President Barack Obama said Monday that he will not leave his legacy as the nation’s first black president.
“No way I am leaving my presidency with the legacy of the greatest presidency of our generation,” Obama told supporters at a campaign rally in Detroit.
“That is my legacy.”
Obama, who is 78, said his campaign has “the momentum” to win the White House in November.
He made the remarks in a victory speech Monday evening.
He has faced persistent criticism for his handling of the police shooting of Michael Brown in Ferguson, Missouri, and for failing to address the systemic racism in the U.S. justice system.
The president said Monday he has learned from his mistakes and that he is not alone in his disappointment with the country’s response to the Ferguson protests.
“I think I’ve learned from it,” Obama said.
“And that’s one of the reasons why we have this energy in the United State right now.
And the same is true of police departments across this country. “
It’s because of all of the good people in this country who have stepped up and helped make sure that this country doesn’t just stay the same.

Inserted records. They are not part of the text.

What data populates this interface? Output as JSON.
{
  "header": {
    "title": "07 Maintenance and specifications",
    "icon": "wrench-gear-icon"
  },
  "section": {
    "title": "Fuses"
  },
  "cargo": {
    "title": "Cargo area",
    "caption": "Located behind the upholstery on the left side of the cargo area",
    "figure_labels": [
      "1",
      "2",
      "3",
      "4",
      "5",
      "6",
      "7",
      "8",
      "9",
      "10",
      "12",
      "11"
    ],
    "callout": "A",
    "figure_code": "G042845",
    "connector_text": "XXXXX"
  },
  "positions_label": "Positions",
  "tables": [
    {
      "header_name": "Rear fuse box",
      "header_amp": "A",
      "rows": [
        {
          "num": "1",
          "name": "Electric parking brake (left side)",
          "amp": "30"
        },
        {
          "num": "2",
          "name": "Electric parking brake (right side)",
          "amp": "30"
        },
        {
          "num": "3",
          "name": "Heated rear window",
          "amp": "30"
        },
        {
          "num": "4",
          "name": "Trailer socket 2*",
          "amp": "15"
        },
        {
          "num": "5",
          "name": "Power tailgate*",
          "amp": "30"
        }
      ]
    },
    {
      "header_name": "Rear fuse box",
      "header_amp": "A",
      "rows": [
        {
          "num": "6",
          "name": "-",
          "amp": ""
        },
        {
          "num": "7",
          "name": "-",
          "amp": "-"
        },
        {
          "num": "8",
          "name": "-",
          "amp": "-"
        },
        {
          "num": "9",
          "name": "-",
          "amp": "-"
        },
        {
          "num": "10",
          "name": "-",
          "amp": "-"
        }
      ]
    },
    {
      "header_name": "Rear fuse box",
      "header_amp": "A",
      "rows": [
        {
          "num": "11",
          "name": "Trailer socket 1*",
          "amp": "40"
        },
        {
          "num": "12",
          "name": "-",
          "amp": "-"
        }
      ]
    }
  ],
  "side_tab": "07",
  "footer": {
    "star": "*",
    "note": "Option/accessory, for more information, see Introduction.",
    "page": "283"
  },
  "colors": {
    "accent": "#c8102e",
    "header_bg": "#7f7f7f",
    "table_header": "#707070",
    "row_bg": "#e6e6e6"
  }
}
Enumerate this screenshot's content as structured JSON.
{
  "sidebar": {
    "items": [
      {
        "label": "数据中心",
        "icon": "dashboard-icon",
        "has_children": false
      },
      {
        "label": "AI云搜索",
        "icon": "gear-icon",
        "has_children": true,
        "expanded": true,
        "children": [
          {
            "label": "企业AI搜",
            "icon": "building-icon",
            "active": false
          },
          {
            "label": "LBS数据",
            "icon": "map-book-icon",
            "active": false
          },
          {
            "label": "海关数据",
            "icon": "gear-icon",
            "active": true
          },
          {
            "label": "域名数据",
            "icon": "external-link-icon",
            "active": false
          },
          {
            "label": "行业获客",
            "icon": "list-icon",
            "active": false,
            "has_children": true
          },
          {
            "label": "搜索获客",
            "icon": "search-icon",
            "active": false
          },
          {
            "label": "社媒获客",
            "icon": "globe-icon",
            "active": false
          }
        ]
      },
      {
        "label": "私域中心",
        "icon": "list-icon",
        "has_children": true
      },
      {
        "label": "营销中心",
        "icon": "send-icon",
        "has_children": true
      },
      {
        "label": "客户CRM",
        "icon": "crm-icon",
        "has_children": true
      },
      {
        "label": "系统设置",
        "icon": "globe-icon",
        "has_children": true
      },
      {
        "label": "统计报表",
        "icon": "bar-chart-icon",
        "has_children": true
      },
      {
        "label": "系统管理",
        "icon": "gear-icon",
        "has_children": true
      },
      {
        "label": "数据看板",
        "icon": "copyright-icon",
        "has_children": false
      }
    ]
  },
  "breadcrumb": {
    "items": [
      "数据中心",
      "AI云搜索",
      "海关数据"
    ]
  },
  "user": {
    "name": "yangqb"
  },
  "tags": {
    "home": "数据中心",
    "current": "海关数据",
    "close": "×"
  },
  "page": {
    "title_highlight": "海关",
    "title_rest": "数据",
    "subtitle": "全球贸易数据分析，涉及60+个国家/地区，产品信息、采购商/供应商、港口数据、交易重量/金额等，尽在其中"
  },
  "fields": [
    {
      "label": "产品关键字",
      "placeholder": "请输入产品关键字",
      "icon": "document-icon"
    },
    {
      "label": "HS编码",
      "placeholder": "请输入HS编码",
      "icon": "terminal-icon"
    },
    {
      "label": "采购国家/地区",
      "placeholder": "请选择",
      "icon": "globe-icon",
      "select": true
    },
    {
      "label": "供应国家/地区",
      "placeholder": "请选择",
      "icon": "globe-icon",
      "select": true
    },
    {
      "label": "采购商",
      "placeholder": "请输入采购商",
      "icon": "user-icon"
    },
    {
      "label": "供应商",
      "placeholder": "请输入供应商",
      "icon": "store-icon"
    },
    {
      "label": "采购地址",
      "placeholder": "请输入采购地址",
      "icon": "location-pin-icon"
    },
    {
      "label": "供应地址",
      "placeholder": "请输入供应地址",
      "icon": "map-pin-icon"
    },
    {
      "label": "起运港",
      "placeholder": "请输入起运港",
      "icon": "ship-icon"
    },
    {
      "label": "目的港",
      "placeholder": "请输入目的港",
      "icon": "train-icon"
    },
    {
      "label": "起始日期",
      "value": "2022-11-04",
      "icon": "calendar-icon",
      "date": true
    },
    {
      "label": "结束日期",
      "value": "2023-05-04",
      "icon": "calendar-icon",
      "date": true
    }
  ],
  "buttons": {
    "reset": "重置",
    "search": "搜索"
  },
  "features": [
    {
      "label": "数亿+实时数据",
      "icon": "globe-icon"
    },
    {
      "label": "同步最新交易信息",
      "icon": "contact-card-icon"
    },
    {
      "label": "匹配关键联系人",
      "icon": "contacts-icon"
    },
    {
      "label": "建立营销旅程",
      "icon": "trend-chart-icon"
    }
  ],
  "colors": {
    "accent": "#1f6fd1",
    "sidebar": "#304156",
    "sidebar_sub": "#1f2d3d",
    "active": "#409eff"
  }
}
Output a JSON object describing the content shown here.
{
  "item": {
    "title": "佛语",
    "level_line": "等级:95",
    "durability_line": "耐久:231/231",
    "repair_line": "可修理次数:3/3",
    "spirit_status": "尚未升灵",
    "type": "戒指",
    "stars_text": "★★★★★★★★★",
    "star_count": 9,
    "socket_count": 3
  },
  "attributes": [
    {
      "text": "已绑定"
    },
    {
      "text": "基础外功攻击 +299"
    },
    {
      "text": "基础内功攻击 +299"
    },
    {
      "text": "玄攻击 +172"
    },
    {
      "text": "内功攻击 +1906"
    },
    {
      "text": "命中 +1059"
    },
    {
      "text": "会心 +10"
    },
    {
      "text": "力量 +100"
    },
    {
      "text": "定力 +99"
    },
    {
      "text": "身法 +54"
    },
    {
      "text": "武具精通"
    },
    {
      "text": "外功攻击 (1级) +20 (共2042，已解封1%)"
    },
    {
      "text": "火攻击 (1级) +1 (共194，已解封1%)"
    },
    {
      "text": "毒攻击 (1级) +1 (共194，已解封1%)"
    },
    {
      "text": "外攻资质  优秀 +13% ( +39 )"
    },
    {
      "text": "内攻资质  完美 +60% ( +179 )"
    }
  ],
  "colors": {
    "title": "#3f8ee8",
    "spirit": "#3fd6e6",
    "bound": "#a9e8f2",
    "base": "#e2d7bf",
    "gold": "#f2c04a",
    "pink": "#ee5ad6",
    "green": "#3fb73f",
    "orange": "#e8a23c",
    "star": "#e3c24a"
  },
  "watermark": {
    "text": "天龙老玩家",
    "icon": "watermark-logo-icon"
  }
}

Obama said he wants to be remembered as “a president who started from a place of hope, a president who fought for justice and equality.” “
You know, in the aftermath of the Michael Brown case, the Black Lives Matter movement, people saying, this is our moment, this should be our time, we need to have a conversation about race, we’ve got to start making real change.”
Obama said he wants to be remembered as “a president who started from a place of hope, a president who fought for justice and equality.”
Obama won re-election in November, but the country has been left reeling after protests over the death of Eric Garner, an unarmed black man, in New York City, as well as over police violence against black Americans.